Opinión
Jorge Gómez Barata (especial para ARGENPRESS.info)
Del mismo modo que los obreros sólo disponen de su fuerza de trabajo que cambian por el salario, los científicos, artistas y escritores cuentan con su talento y su capacidad para innovar y crear. Proteger la propiedad intelectual y retribuirla adecuadamente es de elemental justicia.
Durante siglos los artistas, intelectuales e inventores lucharon porque se reconocieran y se protegieran sus derechos, sin lograr resultados sustantivos, situación que cambió al entrar a la palestra las grandes empresas editoriales y las transnacionales que hicieron aprobar leyes para la protección de los originales adquiridos por ellas y las creaciones de sus empleados.
En la medida en que la ciencia se transformó en una fuerza productiva y la asistencia médica se generalizó, la producción de medicamentos se transformó en una lucrativa rama de la economía, realizada por empresas privadas que preservan sus intereses mediante las patentes y el monopolio de las fórmulas y los fármacos.

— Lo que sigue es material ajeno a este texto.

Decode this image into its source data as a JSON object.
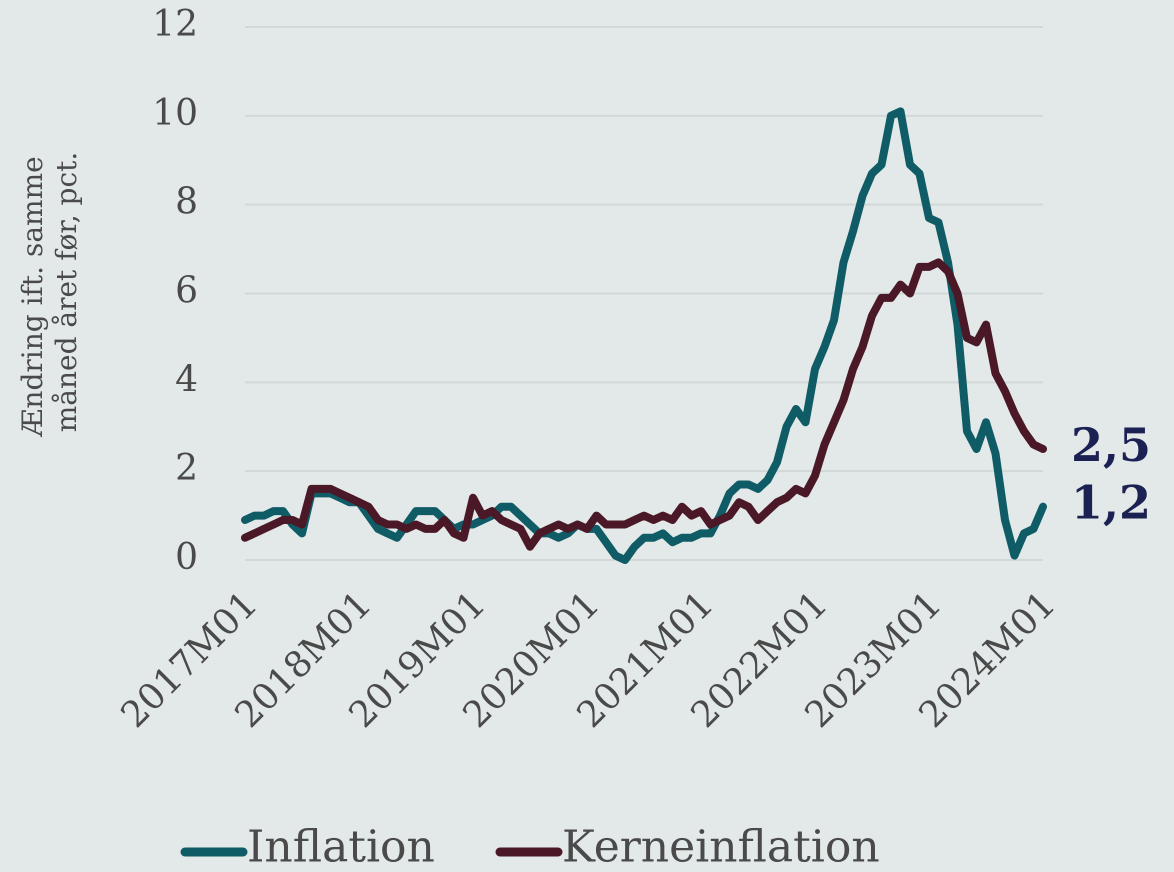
{
  "chart_data": {
    "type": "line",
    "ylabel": [
      "Ændring ift. samme",
      "måned året før, pct."
    ],
    "categories": [
      "2017M01",
      null,
      null,
      null,
      null,
      null,
      null,
      null,
      null,
      null,
      null,
      null,
      "2018M01",
      null,
      null,
      null,
      null,
      null,
      null,
      null,
      null,
      null,
      null,
      null,
      "2019M01",
      null,
      null,
      null,
      null,
      null,
      null,
      null,
      null,
      null,
      null,
      null,
      "2020M01",
      null,
      null,
      null,
      null,
      null,
      null,
      null,
      null,
      null,
      null,
      null,
      "2021M01",
      null,
      null,
      null,
      null,
      null,
      null,
      null,
      null,
      null,
      null,
      null,
      "2022M01",
      null,
      null,
      null,
      null,
      null,
      null,
      null,
      null,
      null,
      null,
      null,
      "2023M01",
      null,
      null,
      null,
      null,
      null,
      null,
      null,
      null,
      null,
      null,
      null,
      "2024M01"
    ],
    "series": [
      {
        "name": "Inflation",
        "color": "#0f5c66",
        "values": [
          0.9,
          1.0,
          1.0,
          1.1,
          1.1,
          0.8,
          0.6,
          1.5,
          1.5,
          1.5,
          1.4,
          1.3,
          1.3,
          1.0,
          0.7,
          0.6,
          0.5,
          0.8,
          1.1,
          1.1,
          1.1,
          0.9,
          0.7,
          0.8,
          0.8,
          0.9,
          1.0,
          1.2,
          1.2,
          1.0,
          0.8,
          0.6,
          0.6,
          0.5,
          0.6,
          0.8,
          0.7,
          0.7,
          0.4,
          0.1,
          0.0,
          0.3,
          0.5,
          0.5,
          0.6,
          0.4,
          0.5,
          0.5,
          0.6,
          0.6,
          1.0,
          1.5,
          1.7,
          1.7,
          1.6,
          1.8,
          2.2,
          3.0,
          3.4,
          3.1,
          4.3,
          4.8,
          5.4,
          6.7,
          7.4,
          8.2,
          8.7,
          8.9,
          10.0,
          10.1,
          8.9,
          8.7,
          7.7,
          7.6,
          6.7,
          5.3,
          2.9,
          2.5,
          3.1,
          2.4,
          0.9,
          0.1,
          0.6,
          0.7,
          1.2
        ],
        "value_labels": [
          null,
          null,
          null,
          null,
          null,
          null,
          null,
          null,
          null,
          null,
          null,
          null,
          null,
          null,
          null,
          null,
          null,
          null,
          null,
          null,
          null,
          null,
          null,
          null,
          null,
          null,
          null,
          null,
          null,
          null,
          null,
          null,
          null,
          null,
          null,
          null,
          null,
          null,
          null,
          null,
          null,
          null,
          null,
          null,
          null,
          null,
          null,
          null,
          null,
          null,
          null,
          null,
          null,
          null,
          null,
          null,
          null,
          null,
          null,
          null,
          null,
          null,
          null,
          null,
          null,
          null,
          null,
          null,
          null,
          null,
          null,
          null,
          null,
          null,
          null,
          null,
          null,
          null,
          null,
          null,
          null,
          null,
          null,
          null,
          "1,2"
        ]
      },
      {
        "name": "Kerneinflation",
        "color": "#4a1826",
        "values": [
          0.5,
          0.6,
          0.7,
          0.8,
          0.9,
          0.9,
          0.8,
          1.6,
          1.6,
          1.6,
          1.5,
          1.4,
          1.3,
          1.2,
          0.9,
          0.8,
          0.8,
          0.7,
          0.8,
          0.7,
          0.7,
          0.9,
          0.6,
          0.5,
          1.4,
          1.0,
          1.1,
          0.9,
          0.8,
          0.7,
          0.3,
          0.6,
          0.7,
          0.8,
          0.7,
          0.8,
          0.7,
          1.0,
          0.8,
          0.8,
          0.8,
          0.9,
          1.0,
          0.9,
          1.0,
          0.9,
          1.2,
          1.0,
          1.1,
          0.8,
          0.9,
          1.0,
          1.3,
          1.2,
          0.9,
          1.1,
          1.3,
          1.4,
          1.6,
          1.5,
          1.9,
          2.6,
          3.1,
          3.6,
          4.3,
          4.8,
          5.5,
          5.9,
          5.9,
          6.2,
          6.0,
          6.6,
          6.6,
          6.7,
          6.5,
          6.0,
          5.0,
          4.9,
          5.3,
          4.2,
          3.8,
          3.3,
          2.9,
          2.6,
          2.5
        ],
        "value_labels": [
          null,
          null,
          null,
          null,
          null,
          null,
          null,
          null,
          null,
          null,
          null,
          null,
          null,
          null,
          null,
          null,
          null,
          null,
          null,
          null,
          null,
          null,
          null,
          null,
          null,
          null,
          null,
          null,
          null,
          null,
          null,
          null,
          null,
          null,
          null,
          null,
          null,
          null,
          null,
          null,
          null,
          null,
          null,
          null,
          null,
          null,
          null,
          null,
          null,
          null,
          null,
          null,
          null,
          null,
          null,
          null,
          null,
          null,
          null,
          null,
          null,
          null,
          null,
          null,
          null,
          null,
          null,
          null,
          null,
          null,
          null,
          null,
          null,
          null,
          null,
          null,
          null,
          null,
          null,
          null,
          null,
          null,
          null,
          null,
          "2,5"
        ]
      }
    ],
    "ylim": [
      0,
      12
    ],
    "yticks": [
      0,
      2,
      4,
      6,
      8,
      10,
      12
    ],
    "grid": true,
    "legend": "bottom"
  }
}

El problema se ha complicado extraordinariamente debido al impetuoso avance de la ingeniería genética y la biotecnología, convertidas ya en industrias que ofertan millones de productos, entre ellas los medicamentos de última generación, las semillas y los organismos genéticamente modificados que, entre otras cosas, debieran contribuir a la erradicación del hambre y a la cura de terribles enfermedades.
La influencia de los países ricos, donde radican los grandes centros de investigaciones en ingeniería genética y biotecnología y los intereses de las transnacionales de la industria biotecnológica, química y farmacéutica, lograron que la Organización Mundial de Comercio adoptara rígidas normas respecto a la protección de la propiedad intelectual, que también sirven para amparar el despojo de la biodiversidad de los países pobres y preservar el monopolio de las grandes empresas.
Como quiera que la producción de medicamentos y organismos transgénicos se realiza en las naciones ricas, sus precios son extremadamente caros y prohibitivos para los países pobres, que es donde más enfermedades y hambre se padece.
Ateniéndonos exclusivamente a la ficha de costo, producir una aspirina en Baviera o California, respaldada por una marca comercial y elaborada por bien pagados obreros, asumiendo los costos de energía, agua, seguros y otros conceptos de aquellos entornos, resulta diez veces más caro que fabricarla en Sudáfrica, Cuba u otro país del Tercer Mundo.
Ocurre sin embargo que los países pobres, con voluntad política para implementar programas de salud y asumir por su cuenta la producción de medicamentos, se ven imposibilitados de hacerlo debido a altísimos costos de las patentes.
Debido a que las firmas trasnacionales procuran maximizar sus ganancias, no suelen ceder las licencias de producción a otros países que automáticamente dejarán de ser clientes y se convertirán en potenciales competidores.
Un tratamiento para enfermos de VIH/SIDA ofertado por una empresa transnacional cuesta alrededor de 12 000 dólares al año, mientras que el mismo protocolo, elaborado en la India, como genérico, no llega a 150 dólares.
Es cierto que gracias a la resuelta posición de países como Brasil y la India se logró que la OMC permitiera a ciertos países producir los compuestos retrovirales para el tratamiento del SIDA, el problema es que no se trata sólo de SIDA sino de todas las enfermedades y epidemias y de la lucha contra el hambre y las plagas.
Los países tropicales, los más pobres y subdesarrollados tienen las peores condiciones para cosechar los granos, cereales y pastos para la alimentación humana y la cría de ganado y aves, no sólo por su atraso tecnológico sino por imponderables climáticos.
La esperanza de derrotar al hambre en el Tercer Mundo, especialmente en Africa, pasa por la introducción de procedimientos de ingeniería genética y biotecnología para crear variedades de trigo, maíz y soja y de otros cultivos, adaptadas a los climas tropicales, resistentes a las plagas y altamente productivos.
El absurdo se comprende mejor cuando se sabe que no existe una sola firma transnacional interesada en producir semillas genéticamente modificadas para cultivos sostenibles y que puedan ser manejados por campesinos pobres y pequeños agricultores, que no disponen de recursos para costosos pesticidas y fertilizantes. Existe el peligro de que la “Revolución Verde” impulsada para luchar contra el hambre se convirtiera en un obstáculo para combatirla.